Otwieramy i oto ukazują się pierwsze kosmetyki. Jak widać, karton jest pojemny!
Keczup zakupiła zestaw dziesięciu maseczek Elizavecca Centella Asiatica Deep Power Ringer Mask Pack (nazwa długa i trudna) zawierające tytułową roślinę centella asiatica, po polsku wąkrota azjatycka. Roślina ta od wieków stosowana w naturalnej medycynie indyjskiej ma szerokie spektrum zastosowań, od leczenia bielactwa, nadciśnienia, łuszczycy i anemii, aż po syfilis! Keczup skusiła się raczej obietnicą pozbycia się blizn i pryszczy, ale to bardzo miło, że działa na wszystko. Na razie zużyła cztery maseczki z zestawu i na razie jest średnio zadowolona, ale ostateczne efekty opiszemy niebawem.

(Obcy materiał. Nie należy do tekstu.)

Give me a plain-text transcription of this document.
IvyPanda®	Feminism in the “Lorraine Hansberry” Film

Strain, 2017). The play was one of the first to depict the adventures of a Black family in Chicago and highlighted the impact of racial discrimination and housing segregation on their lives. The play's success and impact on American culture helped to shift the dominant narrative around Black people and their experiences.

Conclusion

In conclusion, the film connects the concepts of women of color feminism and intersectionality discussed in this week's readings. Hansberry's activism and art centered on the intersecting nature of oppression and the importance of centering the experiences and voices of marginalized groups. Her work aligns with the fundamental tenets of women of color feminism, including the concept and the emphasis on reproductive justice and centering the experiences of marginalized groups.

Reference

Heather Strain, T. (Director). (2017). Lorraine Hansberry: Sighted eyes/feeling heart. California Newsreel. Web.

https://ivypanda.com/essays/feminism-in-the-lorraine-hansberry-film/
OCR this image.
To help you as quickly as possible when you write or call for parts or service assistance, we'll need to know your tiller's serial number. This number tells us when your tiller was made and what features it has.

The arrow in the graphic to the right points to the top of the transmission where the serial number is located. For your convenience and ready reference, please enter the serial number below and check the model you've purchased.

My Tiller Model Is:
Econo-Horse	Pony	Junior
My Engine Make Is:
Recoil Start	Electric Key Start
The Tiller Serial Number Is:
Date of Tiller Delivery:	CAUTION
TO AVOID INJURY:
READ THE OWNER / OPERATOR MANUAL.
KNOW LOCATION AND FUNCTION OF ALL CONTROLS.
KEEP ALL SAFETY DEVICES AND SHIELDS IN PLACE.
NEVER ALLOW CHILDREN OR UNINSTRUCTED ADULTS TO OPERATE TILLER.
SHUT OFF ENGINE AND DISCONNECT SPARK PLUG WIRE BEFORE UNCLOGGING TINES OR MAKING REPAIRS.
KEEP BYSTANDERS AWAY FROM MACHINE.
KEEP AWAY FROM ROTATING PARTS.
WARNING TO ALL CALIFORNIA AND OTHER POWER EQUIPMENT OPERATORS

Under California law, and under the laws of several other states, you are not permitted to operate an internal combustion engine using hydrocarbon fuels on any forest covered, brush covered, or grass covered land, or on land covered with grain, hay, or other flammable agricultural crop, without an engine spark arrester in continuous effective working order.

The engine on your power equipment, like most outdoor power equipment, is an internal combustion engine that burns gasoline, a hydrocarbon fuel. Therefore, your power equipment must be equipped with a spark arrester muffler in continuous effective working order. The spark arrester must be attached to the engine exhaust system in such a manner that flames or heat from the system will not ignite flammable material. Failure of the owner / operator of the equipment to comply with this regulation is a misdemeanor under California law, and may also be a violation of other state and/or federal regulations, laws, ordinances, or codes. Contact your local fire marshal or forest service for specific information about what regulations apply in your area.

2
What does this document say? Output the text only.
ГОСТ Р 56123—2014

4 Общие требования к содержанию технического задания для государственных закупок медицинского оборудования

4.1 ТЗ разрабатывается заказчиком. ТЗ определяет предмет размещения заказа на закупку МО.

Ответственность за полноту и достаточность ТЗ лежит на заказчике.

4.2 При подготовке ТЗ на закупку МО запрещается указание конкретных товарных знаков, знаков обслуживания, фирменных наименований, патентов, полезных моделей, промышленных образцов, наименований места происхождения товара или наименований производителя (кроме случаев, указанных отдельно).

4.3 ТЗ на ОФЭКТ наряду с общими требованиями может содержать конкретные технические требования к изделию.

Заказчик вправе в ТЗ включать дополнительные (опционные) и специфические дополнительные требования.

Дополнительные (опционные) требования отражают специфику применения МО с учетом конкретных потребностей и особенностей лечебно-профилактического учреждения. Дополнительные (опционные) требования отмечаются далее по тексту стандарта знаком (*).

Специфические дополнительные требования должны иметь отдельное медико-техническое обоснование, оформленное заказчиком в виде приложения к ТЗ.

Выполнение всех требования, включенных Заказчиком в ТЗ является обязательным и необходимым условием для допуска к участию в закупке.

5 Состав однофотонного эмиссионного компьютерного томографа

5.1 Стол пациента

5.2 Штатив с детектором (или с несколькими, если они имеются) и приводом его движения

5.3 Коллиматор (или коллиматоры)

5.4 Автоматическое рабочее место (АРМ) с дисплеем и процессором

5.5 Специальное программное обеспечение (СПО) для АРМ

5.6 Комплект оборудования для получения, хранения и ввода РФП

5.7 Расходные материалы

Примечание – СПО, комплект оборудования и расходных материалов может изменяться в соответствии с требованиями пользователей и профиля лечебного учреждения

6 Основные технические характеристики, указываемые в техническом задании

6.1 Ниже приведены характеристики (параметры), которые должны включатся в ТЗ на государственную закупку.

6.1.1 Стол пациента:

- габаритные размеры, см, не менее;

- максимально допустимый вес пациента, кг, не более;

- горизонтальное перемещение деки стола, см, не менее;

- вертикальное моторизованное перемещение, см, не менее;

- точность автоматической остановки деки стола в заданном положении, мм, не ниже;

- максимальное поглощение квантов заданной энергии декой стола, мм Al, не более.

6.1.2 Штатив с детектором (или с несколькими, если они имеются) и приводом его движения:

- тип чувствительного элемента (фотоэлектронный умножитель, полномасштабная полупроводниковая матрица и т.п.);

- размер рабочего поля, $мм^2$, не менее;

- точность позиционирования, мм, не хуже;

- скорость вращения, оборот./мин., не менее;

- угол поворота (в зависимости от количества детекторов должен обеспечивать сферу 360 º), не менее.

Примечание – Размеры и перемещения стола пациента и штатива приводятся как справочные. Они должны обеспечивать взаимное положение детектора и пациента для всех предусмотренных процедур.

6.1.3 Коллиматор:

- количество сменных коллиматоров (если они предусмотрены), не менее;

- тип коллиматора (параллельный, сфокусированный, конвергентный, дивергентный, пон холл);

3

Do tego oczywiście więcej maseczek w płachcie! Wybrałyśmy produkty nieznanej nam firmy o wybornej nazwie Welcos Kwailnara, albowiem przyzwał nas ten kamienny ludzik, jak również cena wynosząca 0,32 dolary sztuka. Nie używałyśmy ich jeszcze, lecz najwięcej obiecujemy sobie po egzemplarzu Jeju cherry blossom z efektem liftingu. Gęba już niemłoda, drobny lifting by się przydał!
![]() |
Dodaj napis |
Przyszło lato, a my tradycyjnie z samymi badziewnymi filtrami, które się lepią, spływają i wyglądają ohydnie. Wybór nasz padł na Misshę w wersji sebum zero dla Keczupa i jej tłustej facjaty oraz aqua sun dla Katarzyny. Pierwszy kosztował dokładnie 6,81 dolarów, a drugi 6,02. Dlaczego taka taniocha? Z uwagi na kończące się daty ważności, czyli jeszcze około roku. Katarzyna bardzo chwali wersję aqua, jako szybko wchłaniającą się i komfortową w noszeniu (aczkolwiek jest to filtr 30). Keczup wzięła 50 i z wchłanianiem nie jest już tak cudownie, lekko bieli, ale da się nosić. Zużyć zużyje, ale jej faworyt to to nie jest (faworytem jest niestety filtr z Dr.G, który kosztuje sto złoty, ZGROZA I BOLEŚCI!).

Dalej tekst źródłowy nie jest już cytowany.